Menurutnya perhitungan ini logis bila merujuk pada tren pertumbuhan konsumsi tiga tahun terakhir. Di 2012 misalnya, konsumsi BBM meningkat hingga 3,02 juta KL di atas 2011 sebesar 41,76 juta KL. Sementara di 2011, kenaikan konsumsi juga terjadi sebesar 3,5 juta kl di atas 2010 yang sebesar 38,26 juta KL.
"Namun, kalau dilakukan optimalisasi, maka konsumsi BBM subsidi bisa sesuai target APBN," katanya. Ia menuturkan program pengendalian yang tepat bisa menekan laju konsumsi ini.
Hal senada dikatakan Direktur BBM BPH Migas Djoko Siswanto. Menurutnya, angka 49 juta KL merupakan asumsi tanpa penghematan.
"Tapi kan kita telah lakukan sejumlah pengendalian," tegasnya.
Sejumlah program pengendalian sudah dilakukan pemerintah. Awal 2013 ini, pemerintah bahkan mengeluarkan Permen yang melarang penggunaan BBM bersubsidi yakni solar pada kendaraan dinas di Jabodetabek, kendaraan perkebunan, dan kapal angkutan barang.
Pemerintah juga mengembangkan sistem teknologi informasi untuk membatasi BBM bersubsidi.

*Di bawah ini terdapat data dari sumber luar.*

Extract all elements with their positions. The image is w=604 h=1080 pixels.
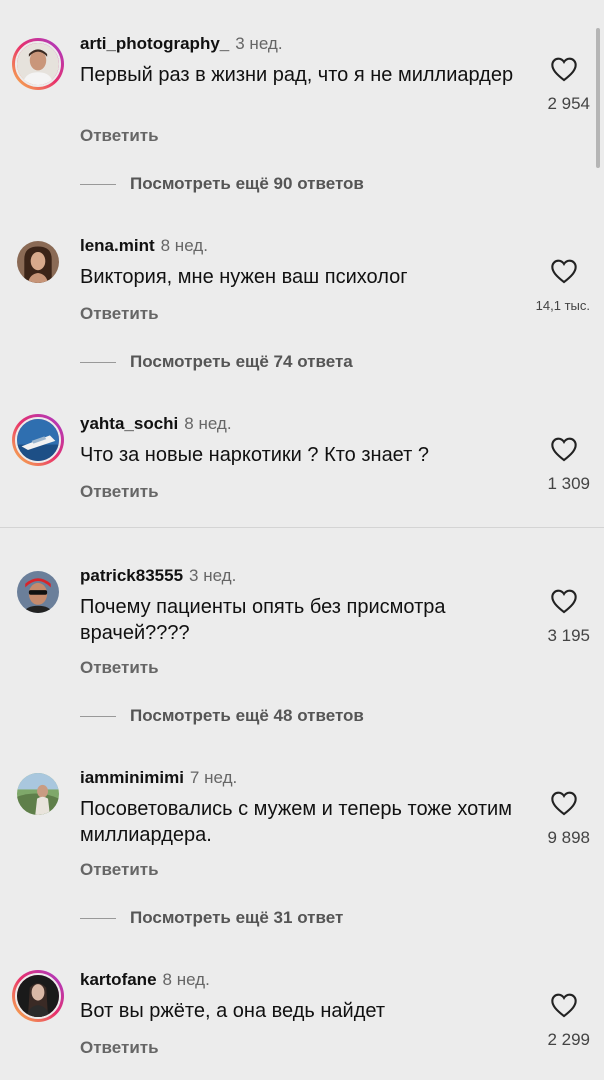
timestamp: 3 нед. <box>235 34 283 53</box>
view-more-replies-button[interactable]: Посмотреть ещё 74 ответа <box>80 352 353 372</box>
comment-text: Виктория, мне нужен ваш психолог <box>80 266 408 288</box>
like-count: 1 309 <box>547 474 590 493</box>
divider-line <box>80 184 116 186</box>
heart-icon[interactable] <box>550 258 578 284</box>
view-more-replies-button[interactable]: Посмотреть ещё 48 ответов <box>80 706 364 726</box>
reply-button[interactable]: Ответить <box>80 304 159 324</box>
heart-icon[interactable] <box>550 790 578 816</box>
comment-text: Вот вы ржёте, а она ведь найдет <box>80 1000 385 1022</box>
comment-text: Почему пациенты опять без присмотра врач… <box>80 596 446 644</box>
comment-text: Посоветовались с мужем и теперь тоже хот… <box>80 798 512 846</box>
timestamp: 8 нед. <box>160 236 208 255</box>
like-count: 14,1 тыс. <box>535 298 590 313</box>
username[interactable]: yahta_sochi <box>80 414 178 433</box>
view-more-label: Посмотреть ещё 31 ответ <box>130 908 344 927</box>
view-more-replies-button[interactable]: Посмотреть ещё 31 ответ <box>80 908 343 928</box>
avatar-photo <box>17 571 59 613</box>
avatar-photo <box>17 241 59 283</box>
like-count: 9 898 <box>547 828 590 847</box>
reply-button[interactable]: Ответить <box>80 482 159 502</box>
comment-text: Первый раз в жизни рад, что я не миллиар… <box>80 64 514 86</box>
section-divider <box>0 527 604 528</box>
comment-text: Что за новые наркотики ? Кто знает ? <box>80 444 429 466</box>
reply-button[interactable]: Ответить <box>80 126 159 146</box>
view-more-label: Посмотреть ещё 90 ответов <box>130 174 364 193</box>
username[interactable]: arti_photography_ <box>80 34 229 53</box>
avatar[interactable] <box>12 566 64 618</box>
avatar-photo <box>17 773 59 815</box>
timestamp: 3 нед. <box>189 566 237 585</box>
like-count: 3 195 <box>547 626 590 645</box>
view-more-label: Посмотреть ещё 48 ответов <box>130 706 364 725</box>
heart-icon[interactable] <box>550 588 578 614</box>
scrollbar[interactable] <box>596 28 600 168</box>
reply-button[interactable]: Ответить <box>80 658 159 678</box>
view-more-replies-button[interactable]: Посмотреть ещё 90 ответов <box>80 174 364 194</box>
divider-line <box>80 716 116 718</box>
avatar-photo <box>17 43 59 85</box>
username[interactable]: kartofane <box>80 970 157 989</box>
reply-button[interactable]: Ответить <box>80 1038 159 1058</box>
like-count: 2 299 <box>547 1030 590 1049</box>
username[interactable]: lena.mint <box>80 236 155 255</box>
heart-icon[interactable] <box>550 992 578 1018</box>
avatar[interactable] <box>12 970 64 1022</box>
heart-icon[interactable] <box>550 436 578 462</box>
avatar-photo <box>17 419 59 461</box>
timestamp: 8 нед. <box>184 414 232 433</box>
heart-icon[interactable] <box>550 56 578 82</box>
username[interactable]: iamminimimi <box>80 768 184 787</box>
username[interactable]: patrick83555 <box>80 566 183 585</box>
like-count: 2 954 <box>547 94 590 113</box>
divider-line <box>80 362 116 364</box>
avatar[interactable] <box>12 38 64 90</box>
avatar-photo <box>17 975 59 1017</box>
reply-button[interactable]: Ответить <box>80 860 159 880</box>
avatar[interactable] <box>12 414 64 466</box>
view-more-label: Посмотреть ещё 74 ответа <box>130 352 353 371</box>
timestamp: 7 нед. <box>189 768 238 787</box>
timestamp: 8 нед. <box>162 970 210 989</box>
divider-line <box>80 918 116 920</box>
avatar[interactable] <box>12 236 64 288</box>
avatar[interactable] <box>12 768 64 820</box>
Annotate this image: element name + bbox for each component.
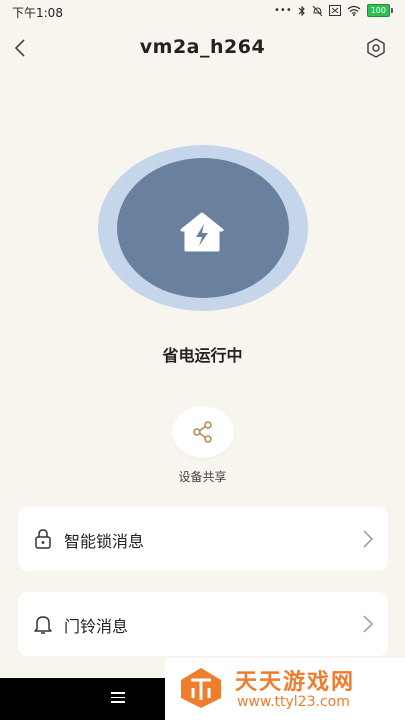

Diantaranya dilakukan Pertamina di Kalimantan dengan sistem monitoring pengendalian (SMP).
Konsumsi BBM dari 2007 hingga 2012 naik signifikan. Di 2007, misalnya, total konsumsi BBM nasional sebesar 62 juta KL namun di 2012 mencapai 75 juta KL.
Konsumsi BBM non subsidi naik dari 23 juta KL menjadi 30 juta KL. Sedangkan BBM bersubsidi juga naik dari 38 juta KL menjadi 45 juta KL. Khusus BBM bersubsidi, premium misalnya naik dari 17 juta kl menjadi 28 juta kl. Sedangkansolar juga naik dari 10 juta kl menjadi 15 juta kl.